Abstract

Recognized leader of European masters at the court of the Manchu rulers of China in the 18th century, Italian Jesuit artist Giuseppe Castiglione gained wide popularity among art critics and connoisseurs of Chinese art only in the post-war period, which is both natural and paradoxical, because the young Baroque master who had departed for China as a Jesuit lay brother disappeared from European art history, of course, without getting lost in the archives of the order. The article aims to bring together several vectors, where the most fundamental component of the problem is the actual work of the artist, striving to find out who knew that the author of, e.g., the drawings brought to France for a series of engravings on the ‘Conquest of Xi-yu’ was Castiglione, and, finally, when the non-Chinese art-world first met Lan Shining’s paintings and realized the identity of Lan Shining as Castiglione? The author demonstrates that this identification took place in China earlier than in Europe, based on information from the court archives; besides Chinese court art has never forgotten the fact that Castiglione and his associates introduced European trends, initiated and supported by the Manchu emperors.
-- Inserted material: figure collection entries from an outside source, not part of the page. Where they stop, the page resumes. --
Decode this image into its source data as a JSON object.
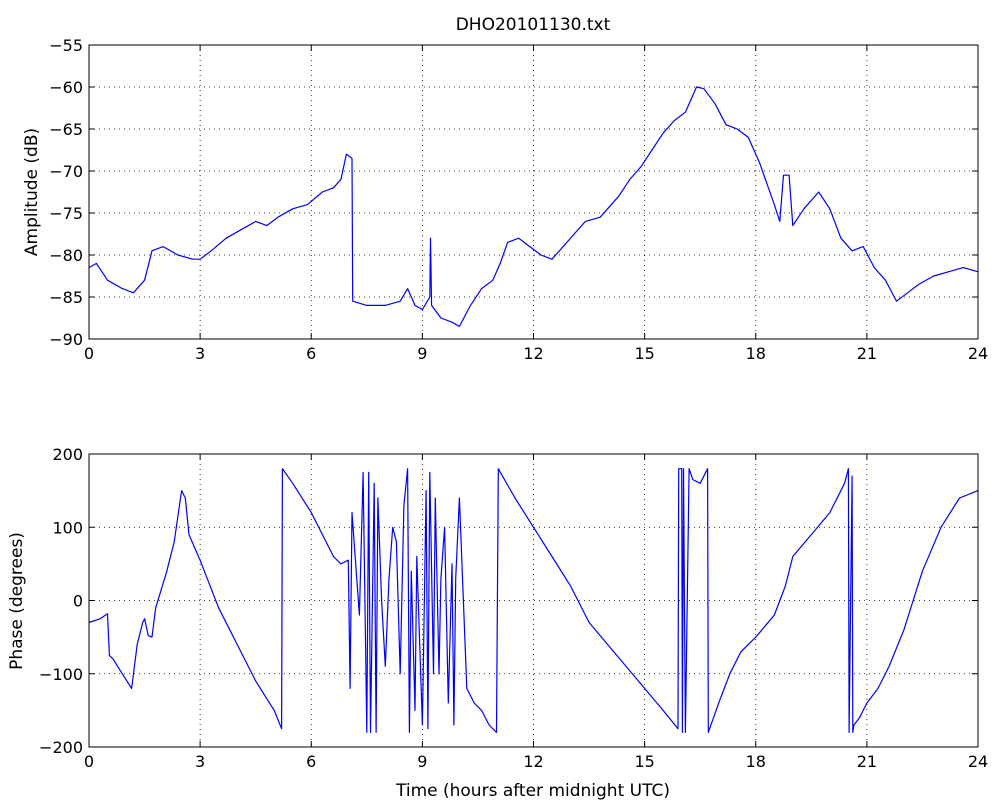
{
  "chart_data": [
    {
      "type": "line",
      "title": "DHO20101130.txt",
      "xlabel": "",
      "ylabel": "Amplitude (dB)",
      "xlim": [
        0,
        24
      ],
      "ylim": [
        -90,
        -55
      ],
      "xticks": [
        0,
        3,
        6,
        9,
        12,
        15,
        18,
        21,
        24
      ],
      "yticks": [
        -90,
        -85,
        -80,
        -75,
        -70,
        -65,
        -60,
        -55
      ],
      "grid": true,
      "line_color": "#0000ff",
      "series": [
        {
          "x": [
            0,
            0.2,
            0.5,
            0.9,
            1.2,
            1.5,
            1.7,
            2.0,
            2.4,
            2.8,
            3.0,
            3.3,
            3.7,
            4.1,
            4.5,
            4.8,
            5.1,
            5.5,
            5.9,
            6.3,
            6.6,
            6.8,
            6.95,
            7.1,
            7.12,
            7.5,
            8.0,
            8.4,
            8.6,
            8.8,
            9.0,
            9.2,
            9.22,
            9.25,
            9.5,
            9.8,
            10.0,
            10.3,
            10.6,
            10.9,
            11.1,
            11.3,
            11.6,
            11.9,
            12.2,
            12.5,
            12.8,
            13.1,
            13.4,
            13.8,
            14.0,
            14.3,
            14.6,
            14.9,
            15.2,
            15.5,
            15.8,
            16.1,
            16.4,
            16.6,
            16.9,
            17.2,
            17.5,
            17.8,
            18.1,
            18.3,
            18.5,
            18.65,
            18.75,
            18.9,
            19.0,
            19.3,
            19.7,
            20.0,
            20.3,
            20.6,
            20.9,
            21.2,
            21.5,
            21.8,
            22.1,
            22.4,
            22.8,
            23.2,
            23.6,
            24.0
          ],
          "y": [
            -81.5,
            -81.0,
            -83.0,
            -84.0,
            -84.5,
            -83.0,
            -79.5,
            -79.0,
            -80.0,
            -80.5,
            -80.5,
            -79.5,
            -78.0,
            -77.0,
            -76.0,
            -76.5,
            -75.5,
            -74.5,
            -74.0,
            -72.5,
            -72.0,
            -71.0,
            -68.0,
            -68.5,
            -85.5,
            -86.0,
            -86.0,
            -85.5,
            -84.0,
            -86.0,
            -86.5,
            -85.0,
            -78.0,
            -86.0,
            -87.5,
            -88.0,
            -88.5,
            -86.0,
            -84.0,
            -83.0,
            -81.0,
            -78.5,
            -78.0,
            -79.0,
            -80.0,
            -80.5,
            -79.0,
            -77.5,
            -76.0,
            -75.5,
            -74.5,
            -73.0,
            -71.0,
            -69.5,
            -67.5,
            -65.5,
            -64.0,
            -63.0,
            -60.0,
            -60.2,
            -62.0,
            -64.5,
            -65.0,
            -66.0,
            -69.0,
            -71.5,
            -74.0,
            -76.0,
            -70.5,
            -70.5,
            -76.5,
            -74.5,
            -72.5,
            -74.5,
            -78.0,
            -79.5,
            -79.0,
            -81.5,
            -83.0,
            -85.5,
            -84.5,
            -83.5,
            -82.5,
            -82.0,
            -81.5,
            -82.0
          ]
        }
      ]
    },
    {
      "type": "line",
      "title": "",
      "xlabel": "Time (hours after midnight UTC)",
      "ylabel": "Phase (degrees)",
      "xlim": [
        0,
        24
      ],
      "ylim": [
        -200,
        200
      ],
      "xticks": [
        0,
        3,
        6,
        9,
        12,
        15,
        18,
        21,
        24
      ],
      "yticks": [
        -200,
        -100,
        0,
        100,
        200
      ],
      "grid": true,
      "line_color": "#0000ff",
      "series": [
        {
          "x": [
            0,
            0.3,
            0.5,
            0.55,
            0.65,
            0.9,
            1.15,
            1.3,
            1.45,
            1.5,
            1.6,
            1.7,
            1.8,
            2.1,
            2.3,
            2.5,
            2.6,
            2.7,
            3.0,
            3.5,
            4.0,
            4.5,
            5.0,
            5.2,
            5.22,
            5.5,
            6.0,
            6.3,
            6.6,
            6.8,
            7.0,
            7.05,
            7.1,
            7.2,
            7.3,
            7.4,
            7.5,
            7.55,
            7.6,
            7.7,
            7.75,
            7.8,
            7.9,
            8.0,
            8.1,
            8.2,
            8.3,
            8.4,
            8.5,
            8.6,
            8.65,
            8.7,
            8.8,
            8.85,
            9.0,
            9.1,
            9.15,
            9.2,
            9.3,
            9.35,
            9.45,
            9.5,
            9.6,
            9.7,
            9.8,
            9.85,
            9.9,
            10.0,
            10.1,
            10.2,
            10.4,
            10.6,
            10.8,
            11.0,
            11.05,
            11.5,
            12.0,
            12.5,
            13.0,
            13.5,
            14.0,
            14.5,
            15.0,
            15.5,
            15.9,
            15.92,
            16.0,
            16.02,
            16.05,
            16.1,
            16.2,
            16.3,
            16.5,
            16.7,
            16.72,
            17.0,
            17.3,
            17.6,
            18.0,
            18.5,
            18.8,
            19.0,
            19.5,
            20.0,
            20.4,
            20.5,
            20.52,
            20.6,
            20.62,
            20.65,
            20.8,
            21.0,
            21.3,
            21.6,
            22.0,
            22.5,
            23.0,
            23.5,
            24.0
          ],
          "y": [
            -30,
            -25,
            -18,
            -75,
            -80,
            -100,
            -120,
            -60,
            -30,
            -25,
            -48,
            -50,
            -10,
            40,
            80,
            150,
            140,
            90,
            55,
            -10,
            -60,
            -110,
            -150,
            -175,
            180,
            160,
            120,
            90,
            60,
            50,
            55,
            -120,
            120,
            50,
            -20,
            175,
            -180,
            175,
            -180,
            160,
            -180,
            140,
            0,
            -90,
            30,
            100,
            80,
            -100,
            130,
            180,
            -180,
            40,
            -150,
            60,
            -170,
            150,
            -175,
            175,
            -100,
            140,
            -100,
            30,
            100,
            -140,
            50,
            -170,
            30,
            140,
            10,
            -120,
            -140,
            -150,
            -170,
            -180,
            180,
            140,
            100,
            60,
            20,
            -30,
            -60,
            -90,
            -120,
            -150,
            -175,
            180,
            180,
            -180,
            180,
            -180,
            180,
            165,
            160,
            180,
            -180,
            -140,
            -100,
            -70,
            -50,
            -20,
            20,
            60,
            90,
            120,
            160,
            180,
            -180,
            170,
            -180,
            -170,
            -160,
            -140,
            -120,
            -90,
            -40,
            40,
            100,
            140,
            150
          ]
        }
      ]
    }
  ]
}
Thus, the article briefly traces the circumstances of the return of Giuseppe Castiglione’s name and legacy to European art history, starting with the archives of the Jesuit Order, through the Peking Gogong palace exhibitions and catalogues and, finally, to the pioneering work of George Loehr, which we can be considered the beginning of a full-fledged study of the Italo-Chinese master’s art in the 20th–21st centuries.